Common BSON type names
| Type | String alias | Number code |
|---|---|---|
| Double | "double" | 1 |
| String | "string" | 2 |
| Object | "object" | 3 |
| Array | "array" | 4 |
| Boolean | "bool" | 8 |
| Date | "date" | 9 |
| Null | "null" | 10 |
| Integer (32-bit) | "int" | 16 |
| Integer (64-bit) | "long" | 18 |
| ObjectId | "objectId" | 7 |
Example — Find students where age is stored as a string
Someone accidentally inserted age as a string instead of a number. Find those documents:
db.students.find({ age: { $type: "string" } })Now you know which documents need fixing.
Example — Find students where age is stored as a number
db.students.find({ age: { $type: "double" } })Example — Find students where subjects is actually an array
db.students.find({ subjects: { $type: "array" } })Example — Find documents where enrollmentDate is a real Date type
db.students.find({ enrollmentDate: { $type: "date" } })This is useful to catch documents where someone stored the date as a string instead of a proper Date object.
$type with Multiple Types
You can pass an array of types to match documents where a field is any one of those types:
// Find students where age is stored as either int or double
db.students.find({
age: { $type: ["int", "double"] }
})Practical Use — Cleaning Inconsistent Data
The most common real-world use of $type is finding and fixing data quality issues. In our school system, imagine someone inserted some students with age as a string:
// Step 1 — find the bad documents
db.students.find({ age: { $type: "string" } })// Step 2 — you now know which ones to fix
// Fix them one by one or write a script to convert themIf your collection has mixed types in the same field — some documents storing age as a number and others as a string — comparison operators like $gt and $lt will not work correctly on the string documents. Always make sure fields have consistent types across all documents.
Combining $exists and $type
You can use both together for precise field checks:
// Students who have a graduationDate AND it is a proper Date type
db.students.find({
graduationDate: {
$exists: true,
$type: "date"
}
})
// Students who have an age field AND it is stored as a number
db.students.find({
age: {
$exists: true,
$type: "double"
}
})School System Examples
// Find students who have a guardian field set
db.students.find({ guardian: { $exists: true } })
// Find students missing an address
db.students.find({ address: { $exists: false } })
// Find teachers who have a contactNumber field
db.teachers.find({ contactNumber: { $exists: true } })
// Find any student where age was accidentally stored as a string
db.students.find({ age: { $type: "string" } })

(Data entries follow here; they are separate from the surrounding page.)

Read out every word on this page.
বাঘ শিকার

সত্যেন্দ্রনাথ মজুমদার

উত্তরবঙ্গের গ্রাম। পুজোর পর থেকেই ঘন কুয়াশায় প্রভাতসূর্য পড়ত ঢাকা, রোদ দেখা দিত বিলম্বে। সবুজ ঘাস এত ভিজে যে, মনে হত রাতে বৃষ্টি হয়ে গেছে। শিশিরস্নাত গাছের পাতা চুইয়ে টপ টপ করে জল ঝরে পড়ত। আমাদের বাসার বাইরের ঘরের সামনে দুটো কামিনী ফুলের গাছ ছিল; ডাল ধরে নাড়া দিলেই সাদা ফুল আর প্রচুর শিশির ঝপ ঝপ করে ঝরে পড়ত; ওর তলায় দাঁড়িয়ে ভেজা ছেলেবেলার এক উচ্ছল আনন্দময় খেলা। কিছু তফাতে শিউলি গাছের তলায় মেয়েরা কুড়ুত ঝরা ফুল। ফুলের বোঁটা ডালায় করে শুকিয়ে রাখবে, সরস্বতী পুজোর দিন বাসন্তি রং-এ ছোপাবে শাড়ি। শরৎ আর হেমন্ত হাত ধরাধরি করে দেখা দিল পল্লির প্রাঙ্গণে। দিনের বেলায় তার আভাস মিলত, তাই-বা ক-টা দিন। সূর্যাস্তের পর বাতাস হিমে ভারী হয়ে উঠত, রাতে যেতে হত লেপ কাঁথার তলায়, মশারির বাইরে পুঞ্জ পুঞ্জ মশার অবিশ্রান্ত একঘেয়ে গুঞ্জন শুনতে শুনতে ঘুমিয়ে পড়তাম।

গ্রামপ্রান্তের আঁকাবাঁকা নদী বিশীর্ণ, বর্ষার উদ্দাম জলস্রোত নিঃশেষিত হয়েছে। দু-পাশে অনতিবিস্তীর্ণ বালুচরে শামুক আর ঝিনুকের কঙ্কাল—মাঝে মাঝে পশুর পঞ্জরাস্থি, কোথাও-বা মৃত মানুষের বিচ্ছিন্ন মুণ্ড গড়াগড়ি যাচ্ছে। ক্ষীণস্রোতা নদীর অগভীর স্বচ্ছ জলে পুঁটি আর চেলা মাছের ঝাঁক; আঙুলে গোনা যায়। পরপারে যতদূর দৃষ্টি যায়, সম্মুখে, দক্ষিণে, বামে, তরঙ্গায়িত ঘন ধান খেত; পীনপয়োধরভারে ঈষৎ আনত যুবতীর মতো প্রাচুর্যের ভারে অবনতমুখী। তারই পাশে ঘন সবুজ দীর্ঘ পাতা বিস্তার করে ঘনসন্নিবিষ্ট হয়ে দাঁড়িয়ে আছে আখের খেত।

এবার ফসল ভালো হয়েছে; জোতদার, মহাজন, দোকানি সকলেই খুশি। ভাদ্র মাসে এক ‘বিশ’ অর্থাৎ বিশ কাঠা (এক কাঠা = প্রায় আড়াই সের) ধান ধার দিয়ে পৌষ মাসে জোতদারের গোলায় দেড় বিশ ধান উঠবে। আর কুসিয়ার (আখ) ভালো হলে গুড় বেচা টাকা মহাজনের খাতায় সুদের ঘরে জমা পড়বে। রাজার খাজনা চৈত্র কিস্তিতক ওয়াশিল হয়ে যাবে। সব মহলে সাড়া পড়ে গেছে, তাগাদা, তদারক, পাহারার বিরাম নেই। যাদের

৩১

// Find students where subjects is an array
db.students.find({ subjects: { $type: "array" } })
// Find students who have a graduationDate that is a real Date
db.students.find({
graduationDate: {
$exists: true,
$type: "date"
}
})
// Find documents where address is an embedded object
db.students.find({ address: { $type: "object" } })Quick Reference
| Operator | What it does | Example |
|---|---|---|
$exists: true | Field exists in the document | { phone: { $exists: true } } |
$exists: false | Field does not exist | { phone: { $exists: false } } |
$type: "string" | Field is a string | { age: { $type: "string" } } |
$type: "double" | Field is a number | { age: { $type: "double" } } |
$type: "date" | Field is a Date | { dob: { $type: "date" } } |
$type: "array" | Field is an array | { subjects: { $type: "array" } } |
Use $exists and $type during data audits — before you add validation rules, run these queries to check how consistent your existing data is. You will often find surprising things — missing fields, wrong types, null values where you expected real data.